Re: [PATCH v10 20/40] arm64/gcs: Ensure that new threads have a GCS

Catalin Marinas <catalin.marinas@xxxxxxx> · Tue, 20 Aug 2024 18:28:34 +0100

On Mon, Aug 19, 2024 at 04:57:08PM +0100, Mark Brown wrote:
> On Mon, Aug 19, 2024 at 01:04:18PM +0100, Catalin Marinas wrote:
> > On Thu, Aug 01, 2024 at 01:06:47PM +0100, Mark Brown wrote:
> > > +static int copy_thread_gcs(struct task_struct *p,
> > > +			   const struct kernel_clone_args *args)
> > > +{
> > > +	unsigned long gcs;
> > > +
> > > +	gcs = gcs_alloc_thread_stack(p, args);
> > > +	if (IS_ERR_VALUE(gcs))
> > > +		return PTR_ERR((void *)gcs);
> 
> > Is 0 an ok value here? I can see further down that
> > gcs_alloc_thread_stack() may return 0.
> 
> Yes, it's fine for a thread not to have a GCS.

OK, so we only get a 0 here if the gcs_{base,size} has not be
initialised. Looks fine.

> > > +	p->thread.gcs_el0_mode = current->thread.gcs_el0_mode;
> > > +	p->thread.gcs_el0_locked = current->thread.gcs_el0_locked;
> 
> > > +	/* Ensure the current state of the GCS is seen by CoW */
> > > +	gcsb_dsync();
> 
> > I don't get this barrier. What does it have to do with CoW, which memory
> > effects is it trying to order?
> 
> Yeah, I can't remember what that's supposed to be protecting.

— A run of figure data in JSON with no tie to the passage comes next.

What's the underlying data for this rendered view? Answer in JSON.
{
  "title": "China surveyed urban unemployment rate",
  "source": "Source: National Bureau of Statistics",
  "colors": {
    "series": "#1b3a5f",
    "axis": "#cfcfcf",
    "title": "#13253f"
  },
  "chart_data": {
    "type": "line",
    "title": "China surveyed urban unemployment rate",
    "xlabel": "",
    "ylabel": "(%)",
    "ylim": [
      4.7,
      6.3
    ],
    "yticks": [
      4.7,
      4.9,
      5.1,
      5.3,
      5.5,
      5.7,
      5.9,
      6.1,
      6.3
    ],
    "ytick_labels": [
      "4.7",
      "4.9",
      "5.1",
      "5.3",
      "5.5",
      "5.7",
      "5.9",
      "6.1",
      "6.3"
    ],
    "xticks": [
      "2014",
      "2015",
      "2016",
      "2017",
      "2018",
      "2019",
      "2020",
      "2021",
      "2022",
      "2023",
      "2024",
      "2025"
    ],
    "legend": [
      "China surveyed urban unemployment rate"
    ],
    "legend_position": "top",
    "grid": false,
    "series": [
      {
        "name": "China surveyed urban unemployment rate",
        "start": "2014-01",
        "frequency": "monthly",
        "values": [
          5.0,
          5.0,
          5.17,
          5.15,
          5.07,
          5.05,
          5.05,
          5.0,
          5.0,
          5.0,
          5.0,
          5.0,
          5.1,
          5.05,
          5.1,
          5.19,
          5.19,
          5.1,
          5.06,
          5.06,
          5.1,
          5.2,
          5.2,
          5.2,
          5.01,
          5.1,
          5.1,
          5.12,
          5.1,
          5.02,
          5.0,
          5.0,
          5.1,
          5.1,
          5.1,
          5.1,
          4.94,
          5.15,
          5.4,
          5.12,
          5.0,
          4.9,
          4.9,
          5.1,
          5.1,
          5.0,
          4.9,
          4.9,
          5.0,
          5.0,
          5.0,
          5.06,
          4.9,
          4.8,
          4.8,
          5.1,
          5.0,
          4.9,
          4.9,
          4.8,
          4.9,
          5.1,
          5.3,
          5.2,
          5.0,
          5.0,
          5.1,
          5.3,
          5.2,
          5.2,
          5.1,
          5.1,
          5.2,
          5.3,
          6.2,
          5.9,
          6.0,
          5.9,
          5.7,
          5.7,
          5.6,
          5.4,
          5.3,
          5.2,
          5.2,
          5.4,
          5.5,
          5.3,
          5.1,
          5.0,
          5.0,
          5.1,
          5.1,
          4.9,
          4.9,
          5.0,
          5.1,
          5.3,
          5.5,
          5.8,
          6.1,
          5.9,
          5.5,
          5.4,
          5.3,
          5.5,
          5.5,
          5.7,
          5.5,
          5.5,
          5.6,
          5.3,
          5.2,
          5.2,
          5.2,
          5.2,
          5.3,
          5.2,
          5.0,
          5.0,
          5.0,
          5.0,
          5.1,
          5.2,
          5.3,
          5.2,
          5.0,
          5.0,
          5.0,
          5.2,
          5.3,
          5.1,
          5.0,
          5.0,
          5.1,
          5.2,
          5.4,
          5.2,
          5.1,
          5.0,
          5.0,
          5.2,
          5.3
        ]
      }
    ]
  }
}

The GCS memory writes in the parent must indeed be visible in the child
that could start on a different CPU. So, in principle, we need some form
of ordering similar to the context switch. However, in case of classic
fork(), the child won't be started until the PTEs have been made
read-only and a TLBI issued. This would ensure the completion of any GCS
memory accesses in the parent (at least that's my reading of the Arm
ARM).

If we have normal thread creation without CoW, is the parent writing
anything to the stack that the new thread needs to observe? The
map_shadow_stack() call will cause a GCSSTTR and this wouldn't be
ordered with subsequent memory writes. But we already have a GCSB DSYNC
in map_shadow_stack() after put_user_gcs().

My conclusion is that we don't need this barrier.

> > > +	/* Allocate RLIMIT_STACK/2 with limits of PAGE_SIZE..2G */
> > > +	size = PAGE_ALIGN(min_t(unsigned long long,
> > > +				rlimit(RLIMIT_STACK) / 2, SZ_2G));
> > > +	return max(PAGE_SIZE, size);
> > > +}
> 
> > So we still have RLIMIT_STACK/2. I thought we got rid of that and just
> > went with RLIMIT_STACK (or I misremember).
> 
> I honestly can't remember either way, it's quite possible it's changed
> multiple times.  I don't have super strong feelings on the particular
> value here.

The half size looks a lot more arbitrary to me than picking the same
size as the stack. So I'd go with RLIMIT_STACK.

> > > +static bool gcs_consume_token(struct mm_struct *mm, unsigned long user_addr)
> > > +{
> 
> > As per the clone3() thread, I think we should try to use
> > get_user_page_vma_remote() and do a cmpxchg() directly.
> 
> I've left this as is for now, mainly because it keeps the code in line
> with x86 and I can't directly test the x86 code. 

I thought for the clone3() x86 code we'll need the remote vma, so we
have to use the get_user_page_vma_remote() API anyway.

> IIRC we can't just do
> a standard userspace cmpxchg since that will access as though we were at
> EL0 but EL0 doesn't have standard write permission for the page.

Correct but GUP goes through the kernel mapping, not the user one. So
get_user_page_vma_remote() returns a page and you just do a classic
cmpxchg() at page_address() (plus some offset).

-- 
Catalin